Miscellaneous contributions
  • Carles prepared the update of python-pyaarlo package to a new upstream release.
  • Carles worked on updating python-ring-doorbell to a new upstream release. Unfinished, pending to package a new dependency python3-firebase-messaging RFP #1082958 and its dependency python3-http-ece RFP #1083020.
  • Carles improved po-debconf-manager. Main new feature is that it can open Salsa merge requests. Aiming for a lightning talk in MiniDebConf Toulouse (November) to be functional end to end and get feedback from the wider public for this proof of concept.
  • Carles helped one translator to use po-debconf-manager (added compatibility for bullseye, fixed other issues) and reviewed 17 package templates.
  • Colin upgraded the OpenSSH packaging to 9.9p1.

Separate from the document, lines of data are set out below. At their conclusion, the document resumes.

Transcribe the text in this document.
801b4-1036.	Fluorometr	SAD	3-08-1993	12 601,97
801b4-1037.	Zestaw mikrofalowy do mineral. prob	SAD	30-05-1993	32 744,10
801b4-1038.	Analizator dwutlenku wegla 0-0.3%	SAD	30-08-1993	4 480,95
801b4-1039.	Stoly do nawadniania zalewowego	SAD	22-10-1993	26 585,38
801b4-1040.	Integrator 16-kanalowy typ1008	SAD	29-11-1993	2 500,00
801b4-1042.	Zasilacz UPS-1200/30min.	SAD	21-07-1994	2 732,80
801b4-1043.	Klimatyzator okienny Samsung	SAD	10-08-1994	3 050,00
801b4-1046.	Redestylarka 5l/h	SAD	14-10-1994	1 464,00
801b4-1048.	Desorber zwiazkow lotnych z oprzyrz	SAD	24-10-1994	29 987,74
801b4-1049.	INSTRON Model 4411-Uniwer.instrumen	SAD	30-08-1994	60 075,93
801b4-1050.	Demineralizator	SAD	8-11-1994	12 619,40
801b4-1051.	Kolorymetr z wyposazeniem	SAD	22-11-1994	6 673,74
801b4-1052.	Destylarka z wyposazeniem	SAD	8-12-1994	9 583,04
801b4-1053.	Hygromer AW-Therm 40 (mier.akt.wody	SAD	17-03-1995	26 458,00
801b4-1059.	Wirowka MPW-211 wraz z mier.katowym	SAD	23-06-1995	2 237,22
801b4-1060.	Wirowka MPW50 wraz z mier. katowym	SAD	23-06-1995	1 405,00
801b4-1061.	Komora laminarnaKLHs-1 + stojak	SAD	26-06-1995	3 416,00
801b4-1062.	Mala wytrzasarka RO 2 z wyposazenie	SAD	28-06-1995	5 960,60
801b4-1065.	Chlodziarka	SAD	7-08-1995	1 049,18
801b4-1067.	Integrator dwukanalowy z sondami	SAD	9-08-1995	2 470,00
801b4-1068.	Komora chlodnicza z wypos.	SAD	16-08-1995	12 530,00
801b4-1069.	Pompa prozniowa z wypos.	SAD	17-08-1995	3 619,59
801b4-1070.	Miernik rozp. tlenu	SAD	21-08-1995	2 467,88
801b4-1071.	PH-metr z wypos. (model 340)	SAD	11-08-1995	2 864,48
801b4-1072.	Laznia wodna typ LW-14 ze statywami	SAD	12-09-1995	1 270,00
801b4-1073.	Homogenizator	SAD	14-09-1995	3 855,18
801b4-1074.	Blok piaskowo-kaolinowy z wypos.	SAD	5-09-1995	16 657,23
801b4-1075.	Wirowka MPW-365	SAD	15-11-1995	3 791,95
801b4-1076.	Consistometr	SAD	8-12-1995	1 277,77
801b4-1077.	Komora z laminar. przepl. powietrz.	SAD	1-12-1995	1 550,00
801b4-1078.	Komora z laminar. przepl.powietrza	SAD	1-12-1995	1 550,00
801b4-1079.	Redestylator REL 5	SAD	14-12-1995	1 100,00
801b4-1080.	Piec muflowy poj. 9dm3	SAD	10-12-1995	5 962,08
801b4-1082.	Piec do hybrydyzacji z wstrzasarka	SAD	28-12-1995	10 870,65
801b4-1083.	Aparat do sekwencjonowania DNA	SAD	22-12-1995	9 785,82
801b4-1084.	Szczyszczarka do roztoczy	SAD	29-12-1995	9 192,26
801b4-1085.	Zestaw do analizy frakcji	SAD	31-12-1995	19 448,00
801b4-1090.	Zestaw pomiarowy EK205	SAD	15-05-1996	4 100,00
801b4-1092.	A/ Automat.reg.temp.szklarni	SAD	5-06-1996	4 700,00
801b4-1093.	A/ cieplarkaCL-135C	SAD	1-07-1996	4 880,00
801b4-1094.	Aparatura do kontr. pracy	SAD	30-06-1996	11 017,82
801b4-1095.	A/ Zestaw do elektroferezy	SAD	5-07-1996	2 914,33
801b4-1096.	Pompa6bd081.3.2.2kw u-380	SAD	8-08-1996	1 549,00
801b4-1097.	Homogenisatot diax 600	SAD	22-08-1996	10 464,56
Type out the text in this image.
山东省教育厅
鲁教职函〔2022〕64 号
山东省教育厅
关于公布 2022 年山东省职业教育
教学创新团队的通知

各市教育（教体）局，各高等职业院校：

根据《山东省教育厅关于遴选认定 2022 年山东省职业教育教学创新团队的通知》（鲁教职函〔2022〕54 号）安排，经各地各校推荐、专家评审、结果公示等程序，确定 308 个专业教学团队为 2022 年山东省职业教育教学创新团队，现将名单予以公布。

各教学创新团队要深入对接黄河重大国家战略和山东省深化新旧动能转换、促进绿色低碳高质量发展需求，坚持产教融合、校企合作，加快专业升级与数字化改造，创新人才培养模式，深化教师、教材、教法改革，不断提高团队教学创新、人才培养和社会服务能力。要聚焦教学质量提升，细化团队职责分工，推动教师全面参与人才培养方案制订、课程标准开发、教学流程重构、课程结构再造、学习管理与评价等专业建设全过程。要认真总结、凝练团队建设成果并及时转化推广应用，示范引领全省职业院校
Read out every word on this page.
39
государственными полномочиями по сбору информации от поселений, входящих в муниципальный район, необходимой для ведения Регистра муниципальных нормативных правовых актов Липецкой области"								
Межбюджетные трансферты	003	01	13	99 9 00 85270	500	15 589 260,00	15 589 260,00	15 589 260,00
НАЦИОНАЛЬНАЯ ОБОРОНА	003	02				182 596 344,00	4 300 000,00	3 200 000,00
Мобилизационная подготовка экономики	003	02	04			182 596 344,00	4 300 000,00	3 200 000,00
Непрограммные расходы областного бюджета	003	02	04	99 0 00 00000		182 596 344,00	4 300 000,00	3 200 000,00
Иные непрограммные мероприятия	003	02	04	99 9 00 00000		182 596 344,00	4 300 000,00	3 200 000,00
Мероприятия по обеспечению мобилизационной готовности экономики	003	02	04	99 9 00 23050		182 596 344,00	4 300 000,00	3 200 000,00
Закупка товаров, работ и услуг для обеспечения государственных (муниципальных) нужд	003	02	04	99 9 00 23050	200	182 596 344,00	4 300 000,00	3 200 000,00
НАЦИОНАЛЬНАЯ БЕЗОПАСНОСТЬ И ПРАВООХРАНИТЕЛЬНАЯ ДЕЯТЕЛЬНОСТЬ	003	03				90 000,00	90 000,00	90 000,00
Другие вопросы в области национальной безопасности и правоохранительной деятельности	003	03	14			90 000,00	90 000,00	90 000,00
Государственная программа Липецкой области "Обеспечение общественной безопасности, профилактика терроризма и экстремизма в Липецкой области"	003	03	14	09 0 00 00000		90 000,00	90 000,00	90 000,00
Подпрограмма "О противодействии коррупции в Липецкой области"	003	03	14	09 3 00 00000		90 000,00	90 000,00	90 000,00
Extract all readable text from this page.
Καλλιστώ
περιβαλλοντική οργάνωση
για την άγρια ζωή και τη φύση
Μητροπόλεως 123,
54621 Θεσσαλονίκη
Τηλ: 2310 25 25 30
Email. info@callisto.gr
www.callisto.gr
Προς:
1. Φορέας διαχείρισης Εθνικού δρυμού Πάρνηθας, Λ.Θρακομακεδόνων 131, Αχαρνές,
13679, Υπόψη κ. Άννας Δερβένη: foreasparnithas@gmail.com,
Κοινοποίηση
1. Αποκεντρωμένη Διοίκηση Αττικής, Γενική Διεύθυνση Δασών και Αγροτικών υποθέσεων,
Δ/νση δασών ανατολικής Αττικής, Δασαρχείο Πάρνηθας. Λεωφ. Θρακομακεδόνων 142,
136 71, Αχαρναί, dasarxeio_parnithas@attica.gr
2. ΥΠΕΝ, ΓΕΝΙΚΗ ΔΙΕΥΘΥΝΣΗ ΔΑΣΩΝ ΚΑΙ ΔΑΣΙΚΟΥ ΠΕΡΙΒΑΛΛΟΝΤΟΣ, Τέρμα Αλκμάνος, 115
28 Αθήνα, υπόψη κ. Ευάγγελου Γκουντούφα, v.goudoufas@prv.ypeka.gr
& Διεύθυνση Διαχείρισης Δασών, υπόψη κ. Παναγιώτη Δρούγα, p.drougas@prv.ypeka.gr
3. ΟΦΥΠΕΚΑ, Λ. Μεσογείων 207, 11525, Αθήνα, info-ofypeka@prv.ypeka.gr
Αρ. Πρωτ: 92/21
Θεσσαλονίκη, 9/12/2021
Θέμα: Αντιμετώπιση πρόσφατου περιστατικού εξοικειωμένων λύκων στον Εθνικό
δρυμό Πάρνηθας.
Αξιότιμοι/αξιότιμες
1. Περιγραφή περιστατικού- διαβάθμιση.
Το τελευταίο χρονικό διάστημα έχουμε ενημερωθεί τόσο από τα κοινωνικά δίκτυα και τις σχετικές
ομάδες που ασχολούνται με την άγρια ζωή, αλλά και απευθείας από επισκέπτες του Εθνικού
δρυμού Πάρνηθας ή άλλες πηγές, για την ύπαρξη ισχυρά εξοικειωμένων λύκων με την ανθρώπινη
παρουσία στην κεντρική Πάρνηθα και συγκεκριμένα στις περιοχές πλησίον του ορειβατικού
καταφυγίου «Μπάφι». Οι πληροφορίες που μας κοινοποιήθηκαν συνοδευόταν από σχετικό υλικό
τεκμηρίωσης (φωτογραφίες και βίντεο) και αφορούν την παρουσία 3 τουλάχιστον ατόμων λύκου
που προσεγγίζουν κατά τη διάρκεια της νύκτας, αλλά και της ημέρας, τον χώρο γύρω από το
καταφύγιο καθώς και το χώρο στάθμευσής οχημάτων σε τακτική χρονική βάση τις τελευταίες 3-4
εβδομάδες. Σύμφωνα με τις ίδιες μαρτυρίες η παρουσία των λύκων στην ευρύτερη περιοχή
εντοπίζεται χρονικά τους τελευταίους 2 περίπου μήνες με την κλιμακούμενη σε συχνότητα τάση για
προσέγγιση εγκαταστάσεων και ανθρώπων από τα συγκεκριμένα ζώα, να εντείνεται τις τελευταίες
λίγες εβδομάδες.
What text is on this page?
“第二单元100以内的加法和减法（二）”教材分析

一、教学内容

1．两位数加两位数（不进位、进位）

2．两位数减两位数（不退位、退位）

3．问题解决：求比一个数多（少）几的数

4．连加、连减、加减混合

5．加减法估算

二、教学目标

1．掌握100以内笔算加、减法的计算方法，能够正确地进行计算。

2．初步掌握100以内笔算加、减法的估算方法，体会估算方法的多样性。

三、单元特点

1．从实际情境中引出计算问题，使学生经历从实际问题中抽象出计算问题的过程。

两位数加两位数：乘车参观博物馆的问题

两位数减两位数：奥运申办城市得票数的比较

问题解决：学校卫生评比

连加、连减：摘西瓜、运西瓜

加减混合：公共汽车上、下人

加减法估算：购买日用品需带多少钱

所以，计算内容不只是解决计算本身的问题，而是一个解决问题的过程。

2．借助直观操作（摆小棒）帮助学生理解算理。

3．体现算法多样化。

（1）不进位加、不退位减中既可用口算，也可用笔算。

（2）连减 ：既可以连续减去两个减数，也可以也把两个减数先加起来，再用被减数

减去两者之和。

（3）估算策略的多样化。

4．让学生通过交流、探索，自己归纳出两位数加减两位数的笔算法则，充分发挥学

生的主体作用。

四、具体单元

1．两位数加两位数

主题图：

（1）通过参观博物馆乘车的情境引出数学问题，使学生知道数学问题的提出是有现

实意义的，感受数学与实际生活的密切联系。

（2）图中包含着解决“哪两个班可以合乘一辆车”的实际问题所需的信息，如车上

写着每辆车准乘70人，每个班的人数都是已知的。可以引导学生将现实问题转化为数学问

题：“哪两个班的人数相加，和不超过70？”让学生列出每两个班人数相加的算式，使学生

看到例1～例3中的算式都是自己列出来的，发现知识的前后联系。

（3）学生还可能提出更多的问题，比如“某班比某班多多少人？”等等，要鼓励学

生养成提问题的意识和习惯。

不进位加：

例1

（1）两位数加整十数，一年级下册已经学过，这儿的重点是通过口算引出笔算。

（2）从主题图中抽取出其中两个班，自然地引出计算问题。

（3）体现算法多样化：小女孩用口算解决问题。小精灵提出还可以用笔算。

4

  • Colin upgraded the various YubiHSM packages to new upstream versions, enabled more tests, fixed yubihsm-shell build failures on some 32-bit architectures, made yubihsm-shell build reproducibly, and fixed yubihsm-connector to apply udev rules to existing devices when the package is installed. As usual, bookworm-backports is up to date with all these changes.
  • Colin fixed quite a bit of fallout from setuptools 72.0.0 removing setup.py test, backported a large upstream patch set to make buildbot work with SQLAlchemy 2.0, and upgraded 25 other Python packages to new upstream versions.
  • Enrico worked with Jakob Haufe to get him up to speed for managing sso.debian.org
  • Rapha l did remove spam entries in the list of teams on tracker.debian.org (see #1080446), and he applied a few external contributions, fixing a rendering issue and replacing the DDPO link with a more useful alternative. He also gave feedback on a couple of merge requests that required more work. As part of the analysis of the underlying problem, he suggested to the ftpmasters (via #1083068) to auto-reject packages having the too-many-contacts lintian error, and he raised the severity of #1076048 to serious to actually have that 4 year old bug fixed.
  • Rapha l uploaded zim and hamster-time-tracker to fix issues with Python 3.12 getting rid of setuptools. He also uploaded a new gnome-shell-extension-hamster to cope with the upcoming transition to GNOME 47.
  • Helmut sent seven patches and sponsored one upload for cross build failures.
  • Helmut uploaded a Nagios/Icinga plugin check-smart-attributes for monitoring the health of physical disks.
  • Helmut collaborated on sbuild reviewing and improving a MR for refactoring the unshare backend.
  • Helmut sent a patch fixing coinstallability of gcc-defaults.
  • Helmut continued to monitor the evolution of the /usr-move. With more and more key packages such as libvirt or fuse3 fixed. We re moving into the boring long-tail of the transition.
  • Helmut proposed updating the meson buildsystem in debhelper to use env2mfile.
  • Helmut continued to update patches maintained in rebootstrap. Due to the work on glib2.0 above, rebootstrap moves a lot further, but still fails for any architecture.
  • Santiago reviewed some Merge Request in Salsa CI, such as: !478, proposed by Otto to extend the information about how to use additional runners in the pipeline and !518, proposed by Ahmed to add support for Ubuntu images, that will help to test how some debian packages, including the complex MariaDB are built on Ubuntu. Santiago also prepared !545, which will make the reprotest job more consistent with the result seen on reproducible-builds.
  • Santiago worked on different tasks related to DebConf 25. Especially he drafted the fundraising brochure (which is almost ready).
  • Thorsten Alteholz uploaded package libcupsfilter to fix the autopkgtest and a dependency problem of this package. After package splix was abandoned by upstream and OpenPrinting.org adopted its maintenance, Thorsten uploaded their first release.
  • Anupa published posts on the Debian Administrators group in LinkedIn and moderated the group, one of the tasks of the Debian Publicity Team.
  • Anupa helped organize DebUtsav 2024. It had over 100 attendees with hand-on sessions on making initial contributions to Linux Kernel, Debian packaging, submitting documentation to Debian wiki and assisting Debian Installations.